14.08.2008, 09:32

VIVE na podium

 

Zobacz powiększenie
Fot. Paweł Małecki / AG
Przypomnijmy, że brązowi medaliści mistrzostw Polski w dwóch pierwszych, wtorkowych spotkaniach w grupie pokonali rumuński Odorhei 23:16 (10:10) oraz węgierski Gyor 22:19 (9:11). W środę w ostatnim meczu, decydującym o awansie do finału, przegrali wyraźnie z wicemistrzem Węgier i uczestnikiem Ligi Mistrzów Pick Szeged. - Rywal był zdecydowanie lepszy - szybszy i lepiej spisywał się w ataku pozycyjnym. Przed pojedynkiem założyliśmy sobie, że będziemy grać twardo w obronie i wyprowadzać kontrataki. Tymczasem dokładnie tak grali Węgrzy. Zaczęliśmy wystraszeni od wyniku 2:6, a potem trudno było odrobić straty. W dodatku już na początku drugiej odsłony z gradacji kar boisko opuścił lider obrony Daniel Żółtak. Zawodnicy po raz kolejny muszą przemyśleć swoją postawę - powiedział Tomasz Strząbała, II trener Vive. Jego zespół wziął sobie do serca słowa szkoleniowca i o wiele lepiej spisał się w pojedynku o trzecią pozycję w turnieju. Od początku kielczanie prowadzili z węgierską Tatabanyą. Już po 10 minutach było 7:3. Głównie dzięki bardzo dobrej grze w obronie oraz niezłej dyspozycji obu bramkarzy: Kazimierza Kotlińskiego oraz Marka Kubiszewskiego. - Zagraliśmy zdecydowanie najlepszy mecz turnieju.

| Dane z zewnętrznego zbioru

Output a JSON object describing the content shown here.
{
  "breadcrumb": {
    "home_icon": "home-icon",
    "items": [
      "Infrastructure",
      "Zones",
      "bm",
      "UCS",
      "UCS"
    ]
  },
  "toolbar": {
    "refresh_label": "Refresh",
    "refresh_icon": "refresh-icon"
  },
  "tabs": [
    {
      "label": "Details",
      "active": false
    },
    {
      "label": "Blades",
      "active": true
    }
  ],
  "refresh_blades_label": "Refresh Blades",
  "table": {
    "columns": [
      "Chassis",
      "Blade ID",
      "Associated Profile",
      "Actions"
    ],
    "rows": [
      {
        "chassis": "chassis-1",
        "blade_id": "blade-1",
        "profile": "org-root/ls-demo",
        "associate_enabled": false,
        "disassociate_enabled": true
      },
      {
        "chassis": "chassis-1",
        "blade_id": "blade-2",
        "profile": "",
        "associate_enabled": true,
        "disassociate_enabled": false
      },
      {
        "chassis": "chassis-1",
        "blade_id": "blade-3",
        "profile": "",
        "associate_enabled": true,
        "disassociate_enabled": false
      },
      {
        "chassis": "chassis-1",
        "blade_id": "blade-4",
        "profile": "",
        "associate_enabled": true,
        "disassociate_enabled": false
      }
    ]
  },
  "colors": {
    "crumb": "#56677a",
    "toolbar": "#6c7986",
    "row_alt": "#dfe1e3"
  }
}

Cieszy to tym bardziej, że to dla nas czwarte spotkanie w ciągu dwóch dni. Świadczy to o naszym dobrym przygotowaniu fizycznym. Z Tatabanyą wyróżnili się Paweł Podsiadło, Wojciech Zydroń, Mateusz Zaremba i Michał Bartczak, którzy w poprzednich meczach byli chimeryczni. Ten pierwszy grał jak za dawnych dobrych lat (śmiech). Podsumowując, jestem zadowolony z imprezy - oprócz meczu z Pick Szeged nawiązaliśmy walkę z pozostałymi zespołami - dodał Tomasz Strząbała. W finale Milenium Start Cup zmierzyły się dwie węgierskie drużyny: Pick Szeged z Dunaferrem. Pojedynek zakończył się po zamknięciu tego wydania „Gazety". Kielczanie prosto z turnieju nie wracają do Kielc. Przenoszą się na trzy kontrolne mecze na Węgry. W czwartek zmierzą się z mistrzem tego kraju Foteksem Veszprem, a w piątek z Dunaferrem i Gyorem. - Pora, byśmy zaczęli nawiązywać walkę z rywalami z najwyższej półki. Mecz z Foteksem będzie sporym wyzwaniem - zakończył Strząbała.

Vive - Pick Szeged 14:23 (7:14)

Vive - Tatabanya 31:22 (14:9)

Vive: Kotliński 0 i 1, Kubiszewski - Rosiński 3 i 3, Krieger 3 i 2, Podsiadło 3 i 6, Zaremba 2 i 4, Stankiewicz 1 i 2, Konitz 1 i 2, Chodara 1 i 2, Zydroń 0 i 6, Żółtak 0 i 1, Bartczak 0 i 3, Smołuch, Gawęcki, Sadowski.